Now because Puerto Rico has such a low weekly allowance level, does that mean employers should take a lesser approach to dealing with the unemployment insurance system? Should they follow the rules of the Puerto Rico unemployment system any less closely than they would in another state. That is not for me to answer. I am not an employer in Puerto Rico, not do I like to pass judgment here at my blog. I will say what I always say—it doesn’t hurt an employer to at least be organized!
Here is an interesting question that we haven’t looked at yet. We took a look so far in this blog at how states deal with employers who are nonprofit companies, agricultural companies, small companies, and new companies when it comes to charging on unemployment insurance. We have also looked at how states deal with companies that are large employers and have employees in multiple states spread across this great land of ours.
But have we looked at an employer that no longer is an operating business, whether because they closed shop, went bankrupt, or just retired and quit? Well, we have considered one similar situation: when a company is bought out by another company. In that case, the new buying company assumes the unemployment insurance tax liability and experience rating for the old bought company.

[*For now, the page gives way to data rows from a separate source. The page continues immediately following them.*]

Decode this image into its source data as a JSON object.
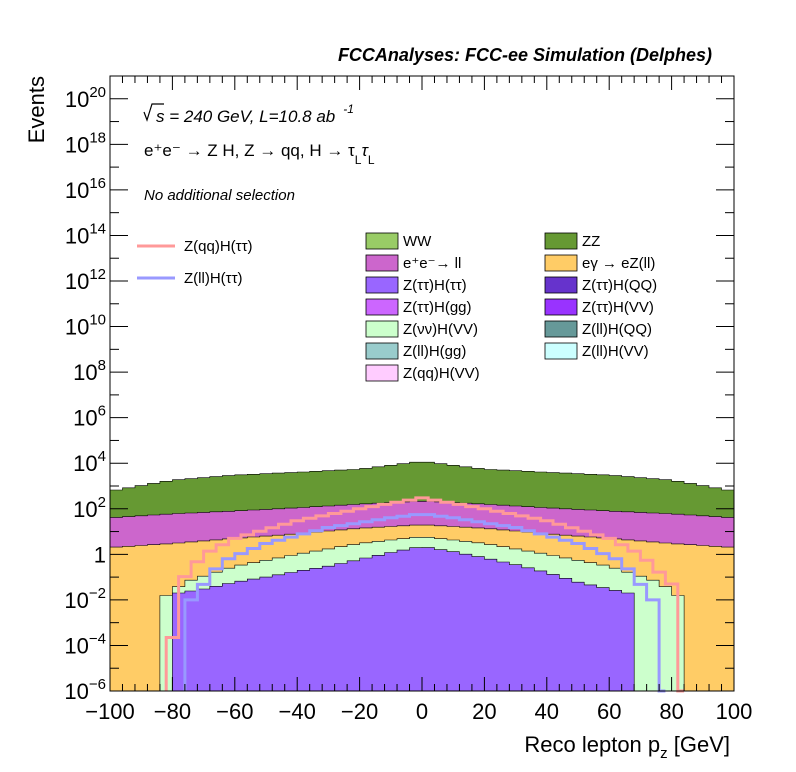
{
  "chart_data": {
    "type": "histogram-stacked",
    "title": "FCCAnalyses: FCC-ee Simulation (Delphes)",
    "xlabel_main": "Reco lepton p",
    "xlabel_sub": "z",
    "xlabel_unit": " [GeV]",
    "ylabel": "Events",
    "xlim": [
      -100,
      100
    ],
    "ylim": [
      1e-06,
      1e+21
    ],
    "y_scale": "log",
    "x_ticks": [
      "−100",
      "−80",
      "−60",
      "−40",
      "−20",
      "0",
      "20",
      "40",
      "60",
      "80",
      "100"
    ],
    "y_ticks": [
      {
        "base": "10",
        "exp": "−6",
        "logv": -6
      },
      {
        "base": "10",
        "exp": "−4",
        "logv": -4
      },
      {
        "base": "10",
        "exp": "−2",
        "logv": -2
      },
      {
        "base": "1",
        "exp": "",
        "logv": 0
      },
      {
        "base": "10",
        "exp": "2",
        "logv": 2
      },
      {
        "base": "10",
        "exp": "4",
        "logv": 4
      },
      {
        "base": "10",
        "exp": "6",
        "logv": 6
      },
      {
        "base": "10",
        "exp": "8",
        "logv": 8
      },
      {
        "base": "10",
        "exp": "10",
        "logv": 10
      },
      {
        "base": "10",
        "exp": "12",
        "logv": 12
      },
      {
        "base": "10",
        "exp": "14",
        "logv": 14
      },
      {
        "base": "10",
        "exp": "16",
        "logv": 16
      },
      {
        "base": "10",
        "exp": "18",
        "logv": 18
      },
      {
        "base": "10",
        "exp": "20",
        "logv": 20
      }
    ],
    "annotations": {
      "sqrt_s": "s = 240 GeV, L=10.8 ab",
      "lumi_exp": "-1",
      "process": "e⁺e⁻ → Z H, Z → qq, H → τ",
      "process_sub": "L",
      "selection": "No additional selection"
    },
    "legend_lines": [
      {
        "name": "Z(qq)H(ττ)",
        "color": "#ff9999"
      },
      {
        "name": "Z(ll)H(ττ)",
        "color": "#9999ff"
      }
    ],
    "legend_fills": [
      {
        "name": "WW",
        "color": "#99cc66"
      },
      {
        "name": "ZZ",
        "color": "#669933"
      },
      {
        "name": "e⁺e⁻→ ll",
        "color": "#cc66cc"
      },
      {
        "name": "eγ → eZ(ll)",
        "color": "#ffcc66"
      },
      {
        "name": "Z(ττ)H(ττ)",
        "color": "#9966ff"
      },
      {
        "name": "Z(ττ)H(QQ)",
        "color": "#6633cc"
      },
      {
        "name": "Z(ττ)H(gg)",
        "color": "#cc66ff"
      },
      {
        "name": "Z(ττ)H(VV)",
        "color": "#9933ff"
      },
      {
        "name": "Z(νν)H(VV)",
        "color": "#ccffcc"
      },
      {
        "name": "Z(ll)H(QQ)",
        "color": "#669999"
      },
      {
        "name": "Z(ll)H(gg)",
        "color": "#99cccc"
      },
      {
        "name": "Z(ll)H(VV)",
        "color": "#ccffff"
      },
      {
        "name": "Z(qq)H(VV)",
        "color": "#ffccff"
      }
    ],
    "stack_layers": [
      {
        "name": "Z(ττ)H(ττ)",
        "color": "#9966ff",
        "edges": [
          -78,
          52,
          56,
          66,
          80
        ],
        "values": [
          {
            "x": -78,
            "y": 0.02
          },
          {
            "x": -70,
            "y": 0.03
          },
          {
            "x": -60,
            "y": 0.06
          },
          {
            "x": -50,
            "y": 0.1
          },
          {
            "x": -40,
            "y": 0.18
          },
          {
            "x": -30,
            "y": 0.3
          },
          {
            "x": -20,
            "y": 0.6
          },
          {
            "x": -10,
            "y": 1.2
          },
          {
            "x": 0,
            "y": 2.2
          },
          {
            "x": 10,
            "y": 1.3
          },
          {
            "x": 20,
            "y": 0.7
          },
          {
            "x": 30,
            "y": 0.35
          },
          {
            "x": 40,
            "y": 0.16
          },
          {
            "x": 50,
            "y": 0.06
          },
          {
            "x": 60,
            "y": 0.03
          },
          {
            "x": 66,
            "y": 0.02
          }
        ]
      },
      {
        "name": "Z(νν)H(VV)",
        "color": "#ccffcc",
        "values": [
          {
            "x": -84,
            "y": 0.01
          },
          {
            "x": -76,
            "y": 0.06
          },
          {
            "x": -60,
            "y": 0.3
          },
          {
            "x": -40,
            "y": 1.0
          },
          {
            "x": -20,
            "y": 3
          },
          {
            "x": 0,
            "y": 6
          },
          {
            "x": 20,
            "y": 3
          },
          {
            "x": 40,
            "y": 1.0
          },
          {
            "x": 60,
            "y": 0.3
          },
          {
            "x": 76,
            "y": 0.06
          },
          {
            "x": 84,
            "y": 0.01
          }
        ]
      },
      {
        "name": "eγ → eZ(ll)",
        "color": "#ffcc66",
        "values": [
          {
            "x": -100,
            "y": 2
          },
          {
            "x": -80,
            "y": 3
          },
          {
            "x": -60,
            "y": 5
          },
          {
            "x": -40,
            "y": 8
          },
          {
            "x": -20,
            "y": 14
          },
          {
            "x": 0,
            "y": 20
          },
          {
            "x": 20,
            "y": 14
          },
          {
            "x": 40,
            "y": 8
          },
          {
            "x": 60,
            "y": 5
          },
          {
            "x": 80,
            "y": 3
          },
          {
            "x": 100,
            "y": 2
          }
        ]
      },
      {
        "name": "e⁺e⁻→ ll",
        "color": "#cc66cc",
        "values": [
          {
            "x": -100,
            "y": 40
          },
          {
            "x": -80,
            "y": 60
          },
          {
            "x": -60,
            "y": 80
          },
          {
            "x": -40,
            "y": 110
          },
          {
            "x": -20,
            "y": 160
          },
          {
            "x": 0,
            "y": 220
          },
          {
            "x": 20,
            "y": 160
          },
          {
            "x": 40,
            "y": 110
          },
          {
            "x": 60,
            "y": 80
          },
          {
            "x": 80,
            "y": 60
          },
          {
            "x": 100,
            "y": 40
          }
        ]
      },
      {
        "name": "ZZ",
        "color": "#669933",
        "values": [
          {
            "x": -100,
            "y": 600
          },
          {
            "x": -80,
            "y": 1800
          },
          {
            "x": -60,
            "y": 3000
          },
          {
            "x": -40,
            "y": 4000
          },
          {
            "x": -20,
            "y": 5500
          },
          {
            "x": 0,
            "y": 12000
          },
          {
            "x": 20,
            "y": 5500
          },
          {
            "x": 40,
            "y": 4000
          },
          {
            "x": 60,
            "y": 3000
          },
          {
            "x": 80,
            "y": 1800
          },
          {
            "x": 100,
            "y": 600
          }
        ]
      }
    ],
    "overlay_lines": [
      {
        "name": "Z(qq)H(ττ)",
        "color": "#ff9999",
        "values": [
          {
            "x": -82,
            "y": 1e-06
          },
          {
            "x": -78,
            "y": 0.05
          },
          {
            "x": -70,
            "y": 1
          },
          {
            "x": -60,
            "y": 5
          },
          {
            "x": -40,
            "y": 30
          },
          {
            "x": -20,
            "y": 100
          },
          {
            "x": 0,
            "y": 300
          },
          {
            "x": 20,
            "y": 100
          },
          {
            "x": 40,
            "y": 30
          },
          {
            "x": 60,
            "y": 5
          },
          {
            "x": 70,
            "y": 1
          },
          {
            "x": 80,
            "y": 0.05
          },
          {
            "x": 84,
            "y": 1e-06
          }
        ]
      },
      {
        "name": "Z(ll)H(ττ)",
        "color": "#9999ff",
        "values": [
          {
            "x": -76,
            "y": 1e-06
          },
          {
            "x": -74,
            "y": 0.01
          },
          {
            "x": -64,
            "y": 0.5
          },
          {
            "x": -50,
            "y": 3
          },
          {
            "x": -30,
            "y": 15
          },
          {
            "x": -10,
            "y": 40
          },
          {
            "x": 0,
            "y": 60
          },
          {
            "x": 10,
            "y": 40
          },
          {
            "x": 30,
            "y": 15
          },
          {
            "x": 50,
            "y": 3
          },
          {
            "x": 64,
            "y": 0.5
          },
          {
            "x": 74,
            "y": 0.01
          },
          {
            "x": 78,
            "y": 1e-06
          }
        ]
      }
    ]
  }
}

But let’s say a company just goes out of business. No one else buys them or acquires them. The company just fades into the long list of companies that were has beens, the long list of failed and closed businesses. What happens to their unemployment insurance liability in this case? Is it nil and void? Does the state pick up the tab for some of those former employees of this company? For all of the former employees?
Well, at least in the state of New York, a so called “closed” unemployment insurance tax account can still receive notices that it is being charged by former employees who are claiming unemployment insurance benefits against it. And even in this case, if you are the former employer, it is your job to still review these benefits charges and make sure they are correct and justified.
If down the road you can actually rehire the employees you had to let go, you are encouraged by the state of New York to do so by contacting the former employees directly.